Our journey to Zaire, Africa, now called the Democratic Republic of Congo, began in 1994, when God began to speak to us regarding foreign missions. In 1996 we moved with our six children to France for language training and then in November 1996, moved to the interior village of Lodja. We later moved to Kinshasa, the capital city, to serve as the administrator of FODESA, our team’s Congolese Development Non-Profit Organization. In 2001, Dean assumed the responsibility as the IOM Field Director in Congo and in 2009, our vision to establish a Biblical Training Center in Congo was realized

More About the Jordons

In addition to our work in Congo, Dean is also working and teaching alongside other ministries in African countries. All six children have now returned to the States for college, four are married, and we have 14 grandchildren.
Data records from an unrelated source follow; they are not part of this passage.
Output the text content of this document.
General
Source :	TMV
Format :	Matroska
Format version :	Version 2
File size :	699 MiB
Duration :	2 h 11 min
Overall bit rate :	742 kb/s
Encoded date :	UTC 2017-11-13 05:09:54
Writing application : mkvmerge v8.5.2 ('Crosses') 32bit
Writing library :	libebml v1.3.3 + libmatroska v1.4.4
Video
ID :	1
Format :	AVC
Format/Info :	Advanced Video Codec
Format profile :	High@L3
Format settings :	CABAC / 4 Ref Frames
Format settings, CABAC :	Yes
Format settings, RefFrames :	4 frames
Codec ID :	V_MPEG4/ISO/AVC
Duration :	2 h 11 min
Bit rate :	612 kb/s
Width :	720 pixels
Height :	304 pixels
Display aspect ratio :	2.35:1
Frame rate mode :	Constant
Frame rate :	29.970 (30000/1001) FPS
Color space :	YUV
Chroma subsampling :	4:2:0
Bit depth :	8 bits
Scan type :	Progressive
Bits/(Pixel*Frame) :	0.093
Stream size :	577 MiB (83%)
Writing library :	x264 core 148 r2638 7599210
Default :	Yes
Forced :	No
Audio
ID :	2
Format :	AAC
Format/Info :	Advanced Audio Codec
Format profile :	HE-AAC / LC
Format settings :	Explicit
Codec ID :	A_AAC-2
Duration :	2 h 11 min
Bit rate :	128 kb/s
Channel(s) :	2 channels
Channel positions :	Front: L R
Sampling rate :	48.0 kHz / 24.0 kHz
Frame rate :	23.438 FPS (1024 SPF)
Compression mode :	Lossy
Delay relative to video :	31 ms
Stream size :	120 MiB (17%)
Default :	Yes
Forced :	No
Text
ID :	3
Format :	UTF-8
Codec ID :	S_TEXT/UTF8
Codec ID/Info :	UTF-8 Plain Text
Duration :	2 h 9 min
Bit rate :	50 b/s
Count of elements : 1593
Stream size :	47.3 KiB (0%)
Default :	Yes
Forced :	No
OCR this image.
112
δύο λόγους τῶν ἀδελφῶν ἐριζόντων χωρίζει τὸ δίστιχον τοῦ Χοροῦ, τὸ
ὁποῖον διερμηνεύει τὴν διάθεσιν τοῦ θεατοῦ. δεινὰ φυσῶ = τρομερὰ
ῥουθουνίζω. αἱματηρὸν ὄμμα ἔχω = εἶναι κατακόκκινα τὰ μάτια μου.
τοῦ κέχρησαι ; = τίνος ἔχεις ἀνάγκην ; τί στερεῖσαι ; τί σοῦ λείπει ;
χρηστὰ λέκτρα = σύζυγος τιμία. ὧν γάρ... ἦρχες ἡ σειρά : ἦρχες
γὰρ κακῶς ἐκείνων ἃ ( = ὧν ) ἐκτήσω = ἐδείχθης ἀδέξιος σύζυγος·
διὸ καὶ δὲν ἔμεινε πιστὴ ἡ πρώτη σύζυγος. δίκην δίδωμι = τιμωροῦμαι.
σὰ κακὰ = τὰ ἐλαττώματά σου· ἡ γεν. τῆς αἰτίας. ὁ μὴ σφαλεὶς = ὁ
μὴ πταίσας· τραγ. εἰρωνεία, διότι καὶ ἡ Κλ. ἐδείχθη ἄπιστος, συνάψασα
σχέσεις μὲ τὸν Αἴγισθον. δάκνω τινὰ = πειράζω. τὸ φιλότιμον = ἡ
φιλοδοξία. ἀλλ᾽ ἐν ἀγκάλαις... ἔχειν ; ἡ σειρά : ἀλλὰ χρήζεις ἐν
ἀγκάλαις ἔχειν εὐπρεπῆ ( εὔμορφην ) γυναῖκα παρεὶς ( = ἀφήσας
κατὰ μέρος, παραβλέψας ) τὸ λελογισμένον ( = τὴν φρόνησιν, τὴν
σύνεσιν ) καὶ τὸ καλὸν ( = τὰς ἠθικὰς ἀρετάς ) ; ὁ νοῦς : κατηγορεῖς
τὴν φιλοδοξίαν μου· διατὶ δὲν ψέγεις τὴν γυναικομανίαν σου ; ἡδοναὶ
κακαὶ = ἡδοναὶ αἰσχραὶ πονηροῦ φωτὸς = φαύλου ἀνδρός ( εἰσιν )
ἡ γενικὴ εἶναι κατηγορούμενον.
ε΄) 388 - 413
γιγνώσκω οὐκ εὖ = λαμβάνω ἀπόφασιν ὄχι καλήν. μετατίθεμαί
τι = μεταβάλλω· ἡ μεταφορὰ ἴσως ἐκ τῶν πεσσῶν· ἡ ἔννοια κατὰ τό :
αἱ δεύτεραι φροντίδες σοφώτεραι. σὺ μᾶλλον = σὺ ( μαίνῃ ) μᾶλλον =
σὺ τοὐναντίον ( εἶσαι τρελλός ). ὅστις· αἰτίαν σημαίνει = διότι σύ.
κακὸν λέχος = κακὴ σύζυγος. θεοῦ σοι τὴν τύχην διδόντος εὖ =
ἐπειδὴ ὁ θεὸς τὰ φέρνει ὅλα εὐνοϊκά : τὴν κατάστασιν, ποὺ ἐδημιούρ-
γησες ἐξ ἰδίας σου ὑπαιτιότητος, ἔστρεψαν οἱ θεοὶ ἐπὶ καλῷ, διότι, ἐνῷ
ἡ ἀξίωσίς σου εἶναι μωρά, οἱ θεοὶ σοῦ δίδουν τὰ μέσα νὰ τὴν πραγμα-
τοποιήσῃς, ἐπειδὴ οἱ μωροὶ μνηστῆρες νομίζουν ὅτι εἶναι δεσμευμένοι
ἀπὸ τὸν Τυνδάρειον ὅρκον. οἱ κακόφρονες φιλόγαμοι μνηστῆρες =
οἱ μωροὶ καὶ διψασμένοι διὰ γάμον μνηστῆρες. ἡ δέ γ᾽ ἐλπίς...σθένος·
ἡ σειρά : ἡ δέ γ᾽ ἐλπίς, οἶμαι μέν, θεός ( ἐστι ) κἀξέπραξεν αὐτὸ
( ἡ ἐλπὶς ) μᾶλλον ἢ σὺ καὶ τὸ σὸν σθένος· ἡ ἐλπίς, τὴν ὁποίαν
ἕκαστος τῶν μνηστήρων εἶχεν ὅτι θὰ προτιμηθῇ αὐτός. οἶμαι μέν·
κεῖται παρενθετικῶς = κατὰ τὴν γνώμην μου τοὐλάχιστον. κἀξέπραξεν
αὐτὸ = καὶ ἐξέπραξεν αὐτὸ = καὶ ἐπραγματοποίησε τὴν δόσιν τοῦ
Dean and Autumn Jordon have successfully raised their six children in Kinshasa, one of the largest and most difficult cities in Africa. Now, deep in the interior, Dean partners with Congolese agricultural engineer and registered nurse, Pierre Nguelielie, and Pierre’s nurse/wife Beatrice.

To develop a unique pastoral training school in that war-torn and virtually roadless country, they are using smaller satellite schools, specially designed to meet the needs there. Each satellite school becomes a small local community of pastors and families, who closely live, learn and work together for two years. In addition to the inductive Bible curriculum adapted from KMTI, students, and their families also learn to plant crops and raise small animals, often forgotten skills in a country where more than five million people—generations of parents and grandparents—were killed in a long-running civil war.

At the end of the two-year training program, each pastor, and his family goes back to their village to begin a satellite school there, including other local pastors who have the same needs. Each of these families takes with them tools, seed, and the needed starter animals for a new beginning with a new satellite school and a new student body.

Learning the biblical skills of godly living in the context of community has special advantages. A group of families living and working together in close quarters has abundant opportunity to learn to forbear and to forgive, to serve as Jesus taught his disciples, and to grow in the graces of kindness and generosity. Learning these truths from the Bible, as the occasion arises, means that each lesson is clothed in real life, the life they and their congregations will lead for years to come.

The teaching families, the Jordans and the Nguelielies, have themselves become a seed which is falling into the ground to yield fruit for others to eat.